2. Use Them In The Right Way

  • Sometimes I’ll rework email subject lines of emails that I receive
  • I’ll copy the basic layouts of pages.  I’m looking for high-level stuff when I do this – for instance, on an about page, someone might have who they serve at the top, their start-up story, an opt-in box, the “how I help you” copy and another opt-in box.  
  • I’ll use the “feel” of a page for inspiration.  Sometimes I’m looking for super minimalistic in my design – so I’ll pull out my swipe files and search for something that gives me the right feeling when I look at it.  Sometimes it’s just the way they use backgrounds behind sections or the way the images break up the text.
  • I stockpile ideas.  Oooh, Company X bundled up all of their products for Black Friday.  Oh wow – Company Y is putting all of its offers behind a membership site.
  • I study them.  After taking a couple of courses on copywriting and content marketing along with my own 12-years experience, I spend a lot of time breaking down WHY someone has written something in particular.

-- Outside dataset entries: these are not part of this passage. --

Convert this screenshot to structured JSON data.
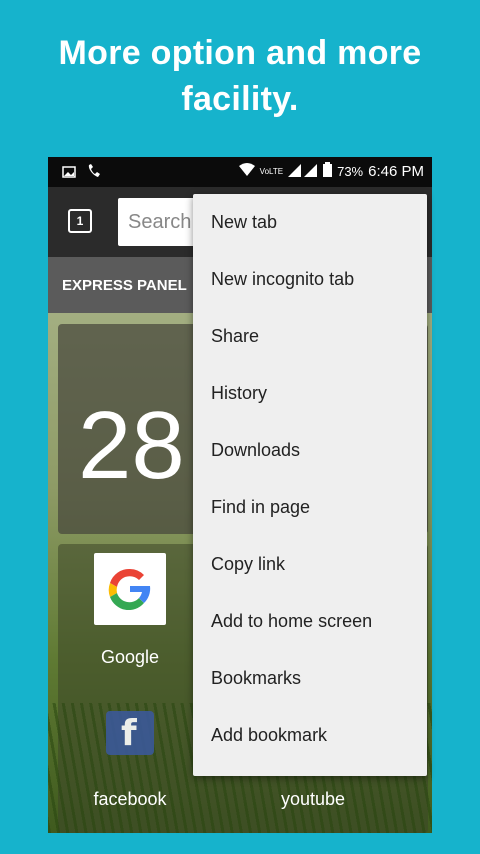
{
  "headline": {
    "line1": "More option and more",
    "line2": "facility."
  },
  "statusbar": {
    "network": "VoLTE",
    "battery": "73%",
    "time": "6:46 PM"
  },
  "toolbar": {
    "tab_count": "1",
    "search_placeholder": "Search"
  },
  "content": {
    "panel_tab": "EXPRESS PANEL",
    "big_number": "28",
    "sites": [
      "Google",
      "facebook",
      "youtube"
    ]
  },
  "menu": {
    "items": [
      "New tab",
      "New incognito tab",
      "Share",
      "History",
      "Downloads",
      "Find in page",
      "Copy link",
      "Add to home screen",
      "Bookmarks",
      "Add bookmark"
    ]
  }
}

3.  But I don’t have a swipe file started!  🙁

Now that you know what you’re looking for and how to use them, start doing it now.  As you build those up, there’s a few places you should bookmark.  Swipe.co and Swipefile.com.

SAGA ADVENTURE MISSION: 

If you have any sort of swipe files of your own started, make sure they’re organized.  This is a long-term project so what works today with a handful of files isn’t going to work next year when you have 500 of them.

If you haven’t started anything yet, consider what your next project is going to be.  (ahem, like what we talked about in the Shield Making Class).  Then start looting around for inspiration to start your first swipe file.